College can be challenging for even the best prepared students. For Chicanx and Latinx students, the transition to college and the rigor of their classes can be especially daunting. I know, both as a first generation Latina and as a researcher.
In 2003, as a PhD student in the newly established UC Davis School of Education, I researched how a high school was preparing Chicanx/Latinx English learner students for college. My dissertation uncovered inadequacies at a high-performing high school to provide the rigor necessary for Chicanx and Latinx English learners entering college to succeed. Though nearly half of the classes these students were taking met entrance requirements for university admission, they were not often rigorous.
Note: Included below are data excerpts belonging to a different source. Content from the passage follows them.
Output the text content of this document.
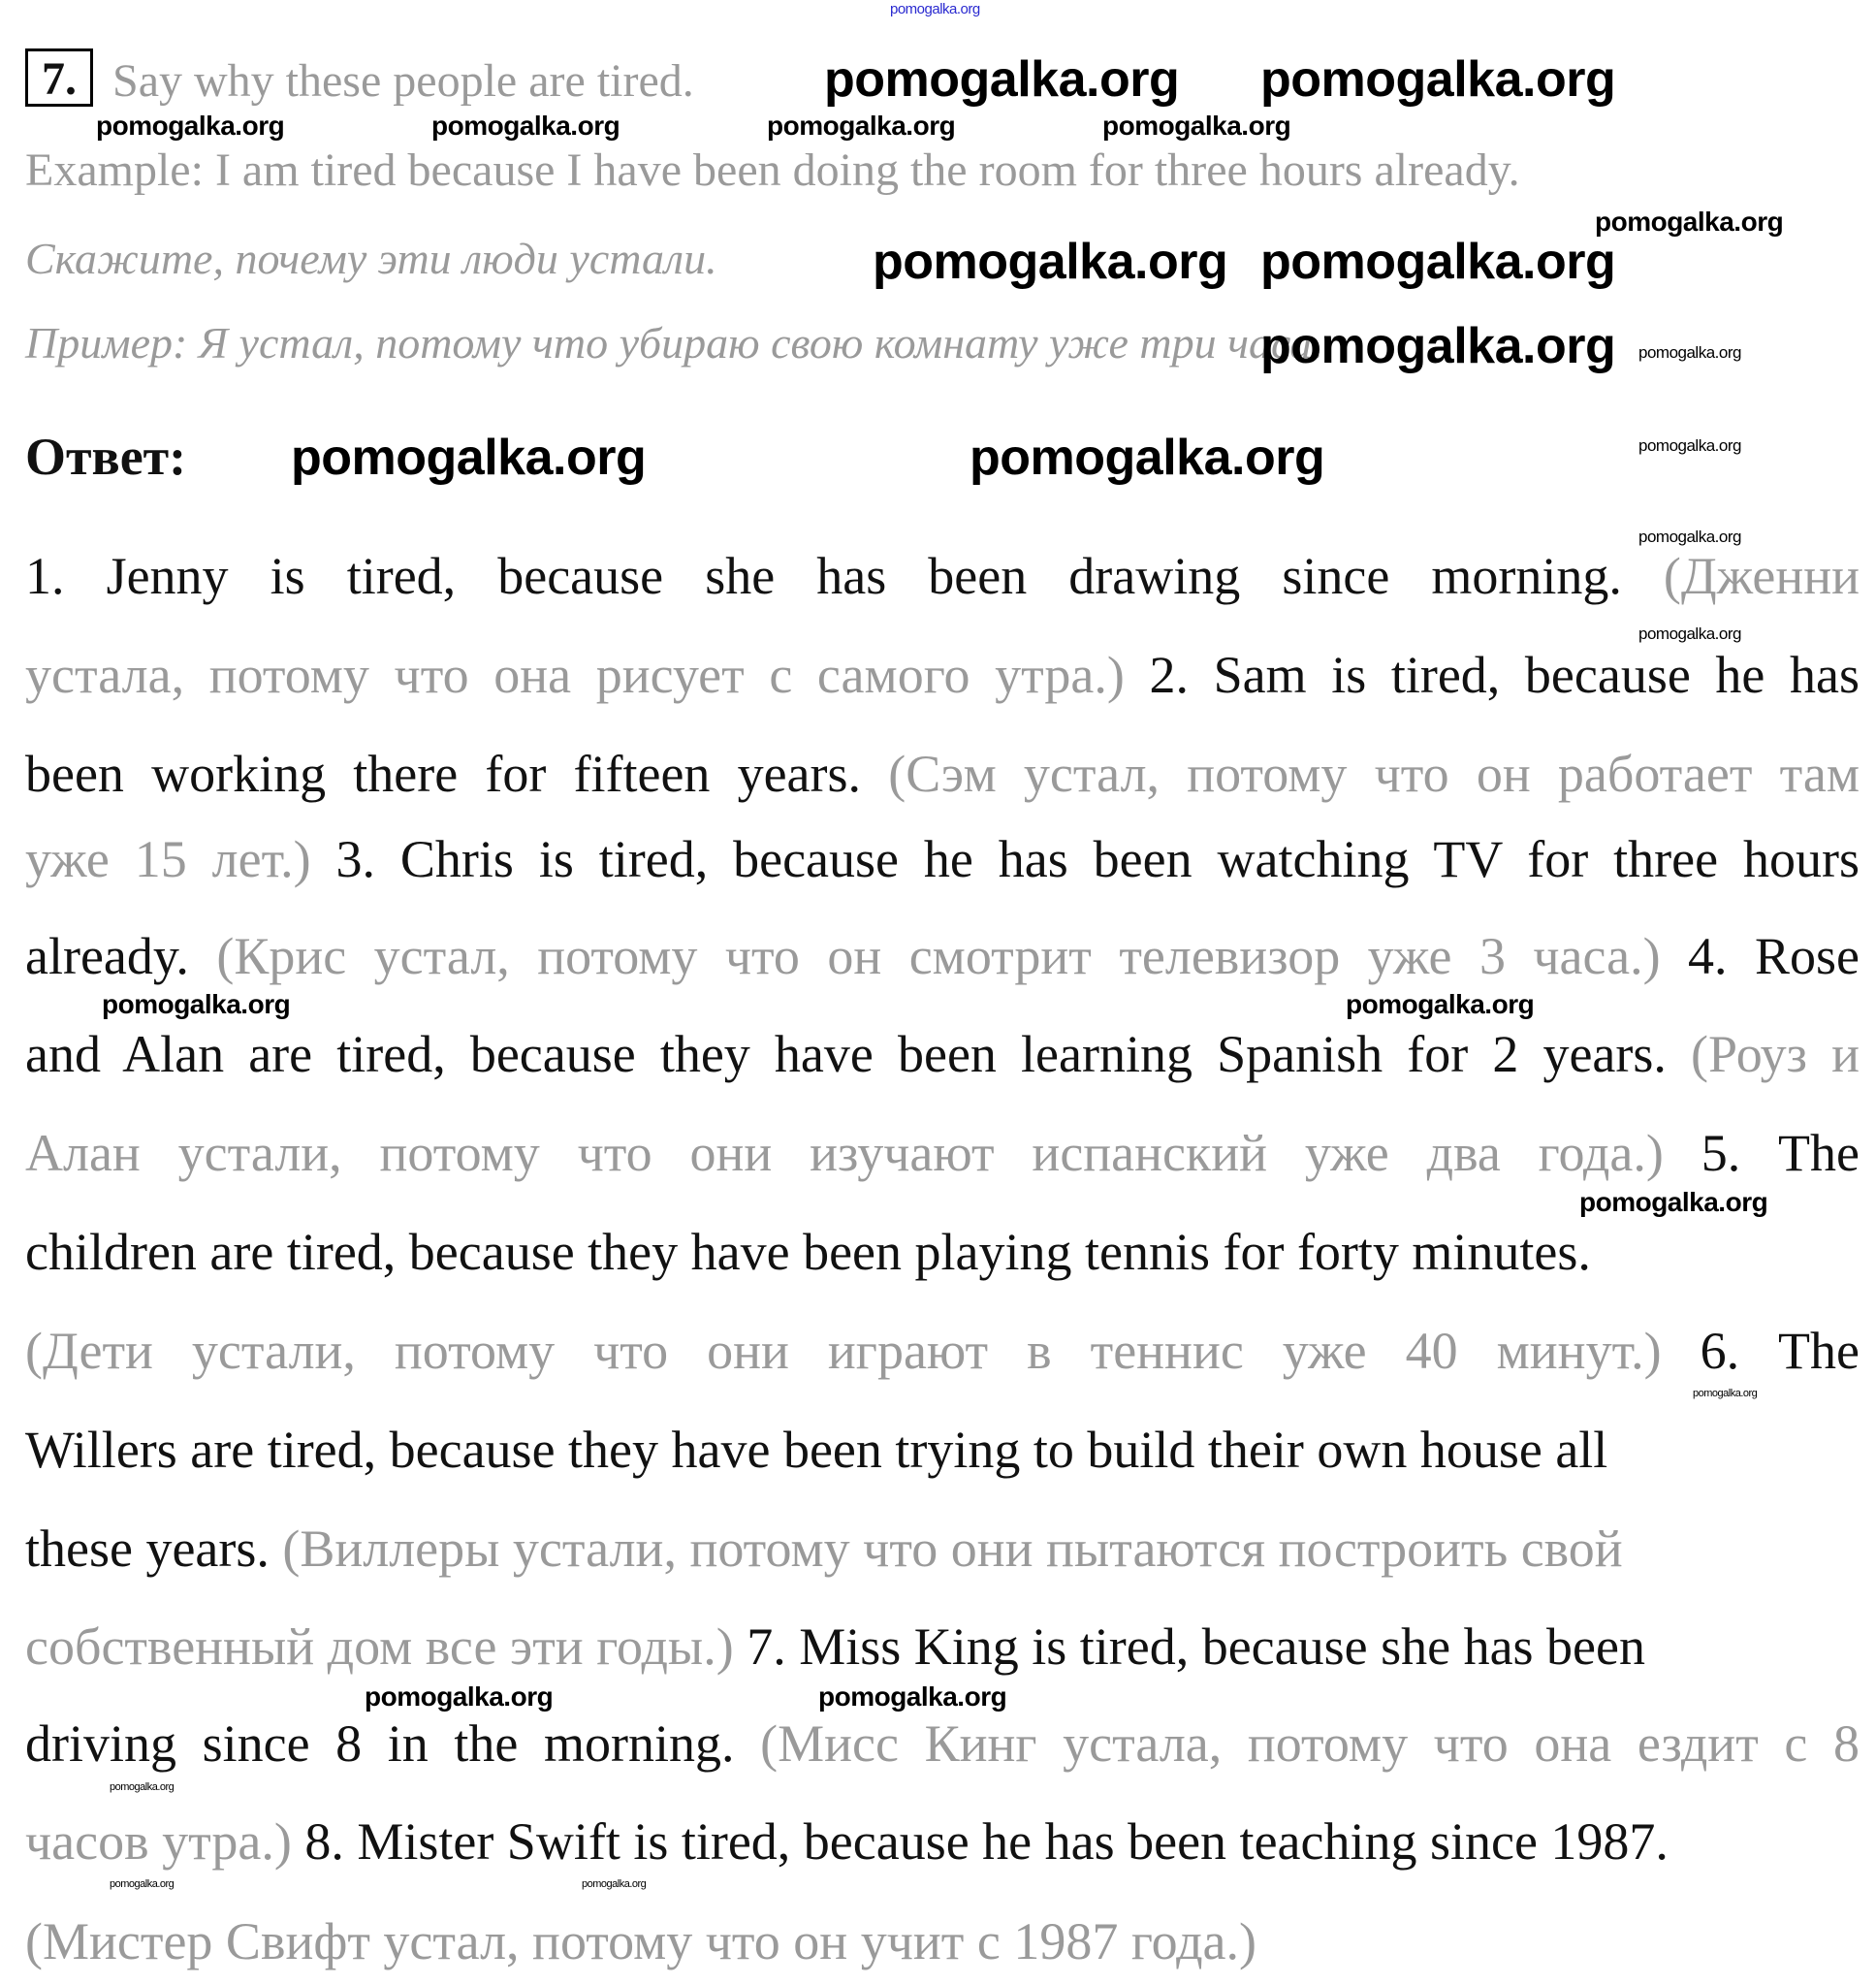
pomogalka.org
7. Say why these people are tired.
Example: I am tired because I have been doing the room for three hours already.
Скажите, почему эти люди устали.
Пример: Я устал, потому что убираю свою комнату уже три часа.
Ответ:
1. Jenny is tired, because she has been drawing since morning. (Дженни
устала, потому что она рисует с самого утра.) 2. Sam is tired, because he has
been working there for fifteen years. (Сэм устал, потому что он работает там
уже 15 лет.) 3. Chris is tired, because he has been watching TV for three hours
already. (Крис устал, потому что он смотрит телевизор уже 3 часа.) 4. Rose
and Alan are tired, because they have been learning Spanish for 2 years. (Роуз и
Алан устали, потому что они изучают испанский уже два года.) 5. The
children are tired, because they have been playing tennis for forty minutes.
(Дети устали, потому что они играют в теннис уже 40 минут.) 6. The
Willers are tired, because they have been trying to build their own house all
these years. (Виллеры устали, потому что они пытаются построить свой
собственный дом все эти годы.) 7. Miss King is tired, because she has been
driving since 8 in the morning. (Мисс Кинг устала, потому что она ездит с 8
часов утра.) 8. Mister Swift is tired, because he has been teaching since 1987.
(Мистер Свифт устал, потому что он учит с 1987 года.)
pomogalka.org	pomogalka.org	pomogalka.org	pomogalka.org
pomogalka.org
pomogalka.org
pomogalka.org
pomogalka.org
pomogalka.org
pomogalka.org	pomogalka.org
pomogalka.org pomogalka.org
pomogalka.org	pomogalka.org
pomogalka.org
pomogalka.org pomogalka.org
pomogalka.org
pomogalka.org	pomogalka.org
pomogalka.org
pomogalka.org
pomogalka.org	pomogalka.org
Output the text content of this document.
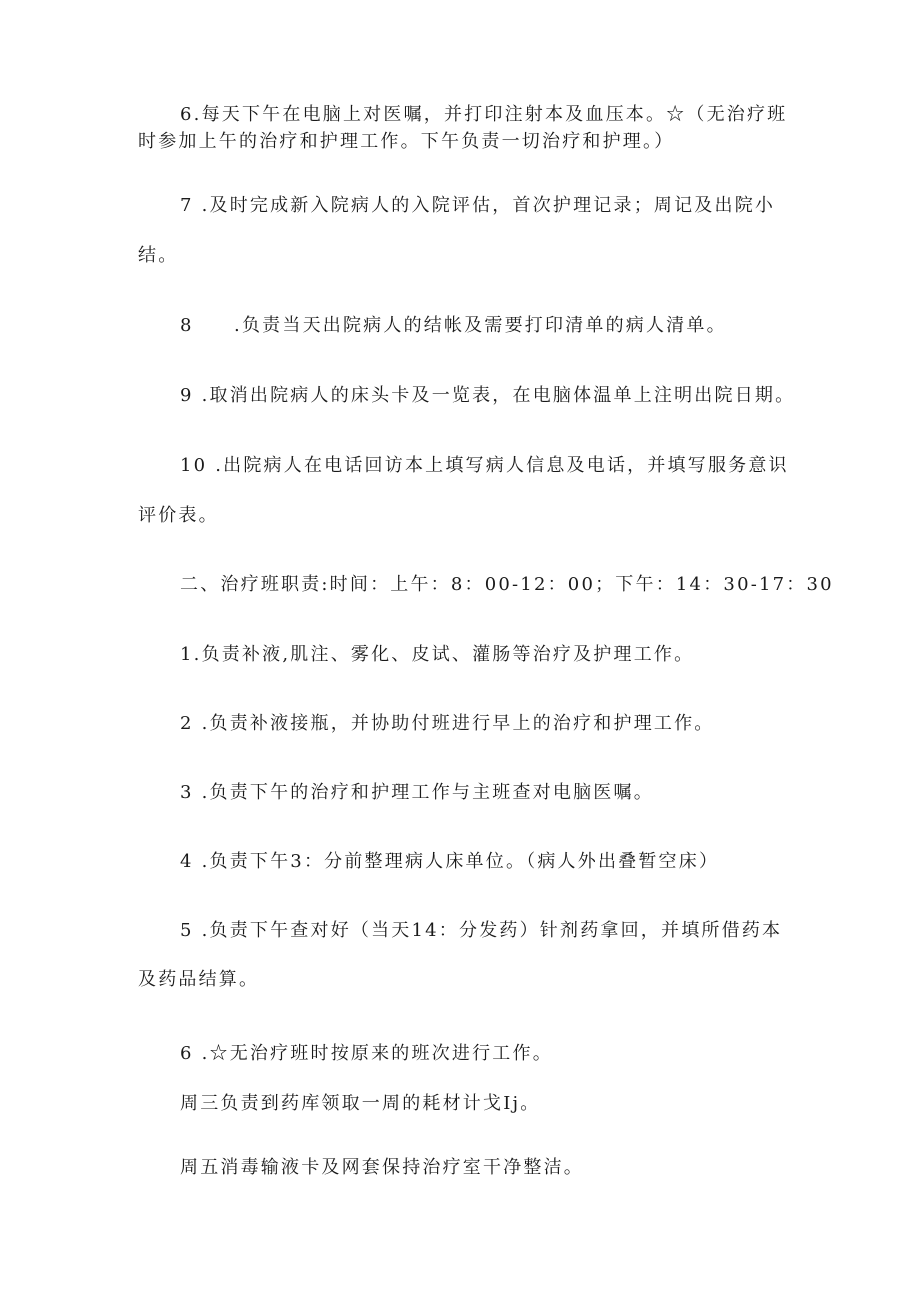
6.每天下午在电脑上对医嘱，并打印注射本及血压本。☆（无治疗班
时参加上午的治疗和护理工作。下午负责一切治疗和护理。）
7 .及时完成新入院病人的入院评估，首次护理记录；周记及出院小
结。
8　　.负责当天出院病人的结帐及需要打印清单的病人清单。
9 .取消出院病人的床头卡及一览表，在电脑体温单上注明出院日期。
10 .出院病人在电话回访本上填写病人信息及电话，并填写服务意识
评价表。
二、治疗班职责:时间：上午：8：00-12：00；下午：14：30-17：30
1.负责补液,肌注、雾化、皮试、灌肠等治疗及护理工作。
2 .负责补液接瓶，并协助付班进行早上的治疗和护理工作。
3 .负责下午的治疗和护理工作与主班查对电脑医嘱。
4 .负责下午3：分前整理病人床单位。（病人外出叠暂空床）
5 .负责下午查对好（当天14：分发药）针剂药拿回，并填所借药本
及药品结算。
6 .☆无治疗班时按原来的班次进行工作。
周三负责到药库领取一周的耗材计戈Ij。
周五消毒输液卡及网套保持治疗室干净整洁。
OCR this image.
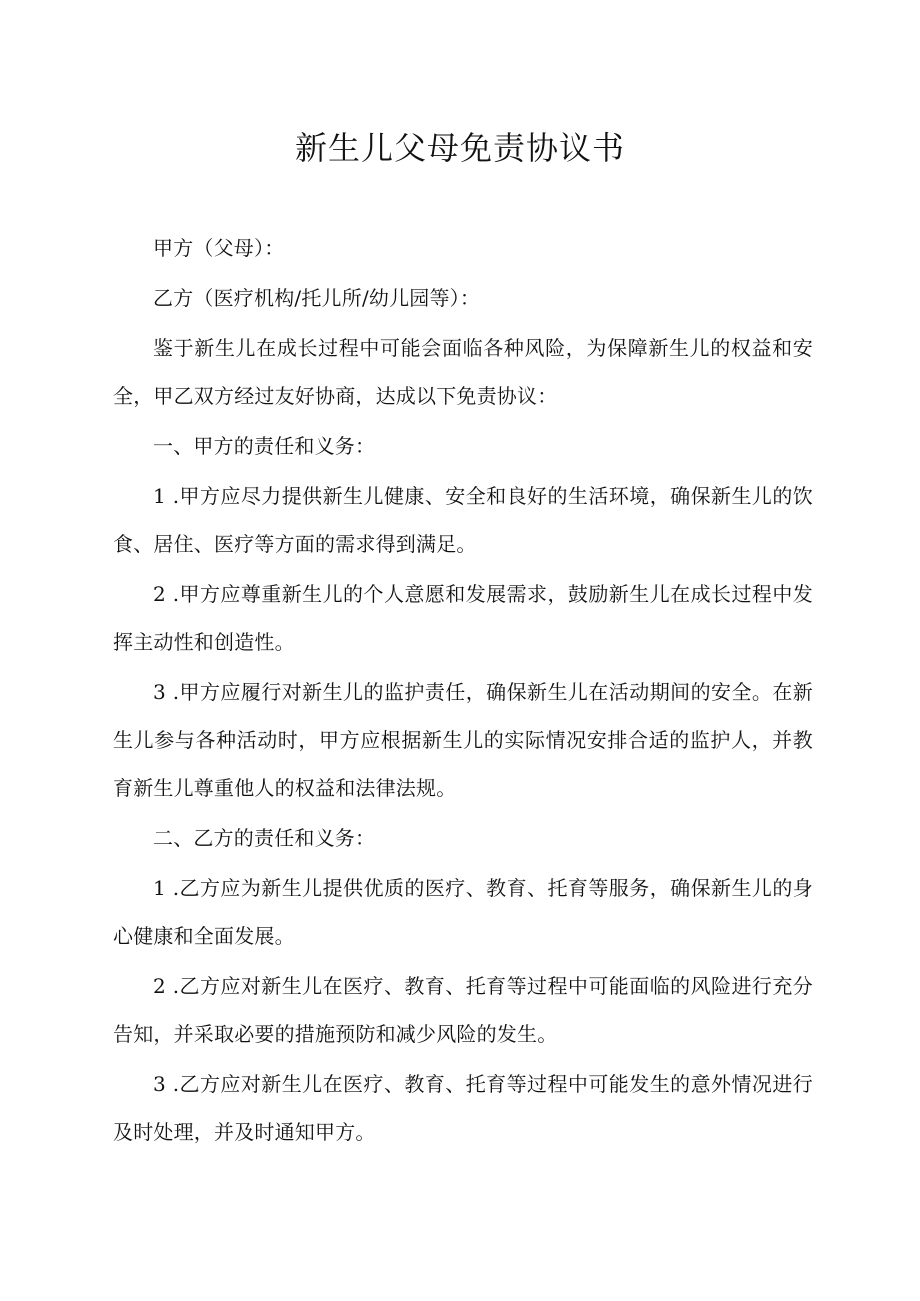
新生儿父母免责协议书

甲方（父母）：

乙方（医疗机构/托儿所/幼儿园等）：

鉴于新生儿在成长过程中可能会面临各种风险，为保障新生儿的权益和安全，甲乙双方经过友好协商，达成以下免责协议：

一、甲方的责任和义务：

1 .甲方应尽力提供新生儿健康、安全和良好的生活环境，确保新生儿的饮食、居住、医疗等方面的需求得到满足。

2 .甲方应尊重新生儿的个人意愿和发展需求，鼓励新生儿在成长过程中发挥主动性和创造性。

3 .甲方应履行对新生儿的监护责任，确保新生儿在活动期间的安全。在新生儿参与各种活动时，甲方应根据新生儿的实际情况安排合适的监护人，并教育新生儿尊重他人的权益和法律法规。

二、乙方的责任和义务：

1 .乙方应为新生儿提供优质的医疗、教育、托育等服务，确保新生儿的身心健康和全面发展。

2 .乙方应对新生儿在医疗、教育、托育等过程中可能面临的风险进行充分告知，并采取必要的措施预防和减少风险的发生。

3 .乙方应对新生儿在医疗、教育、托育等过程中可能发生的意外情况进行及时处理，并及时通知甲方。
Typical classes for English learners included ceramics, photography and environmental science, rather than calculus, biology, physics and chemistry. Unfortunately
this school was not an outlier.
Now, as the associate director at the UC Davis Center for Chicanx and Latinx Academic Student Success, I’m working with some of our 7,000 Chicanx/Latinx students, and I can see that they’re facing the same challenges as the students I studied for my dissertation. We can help students who are struggling in their courses to find the academic assistance they need, and we provide a close-knit and caring community of professionals and peers who understand their struggles and challenges. We also celebrate the many academic accomplishments of our students who are doing well.
Watching my students become the scholars and professionals they are meant to be has been life changing.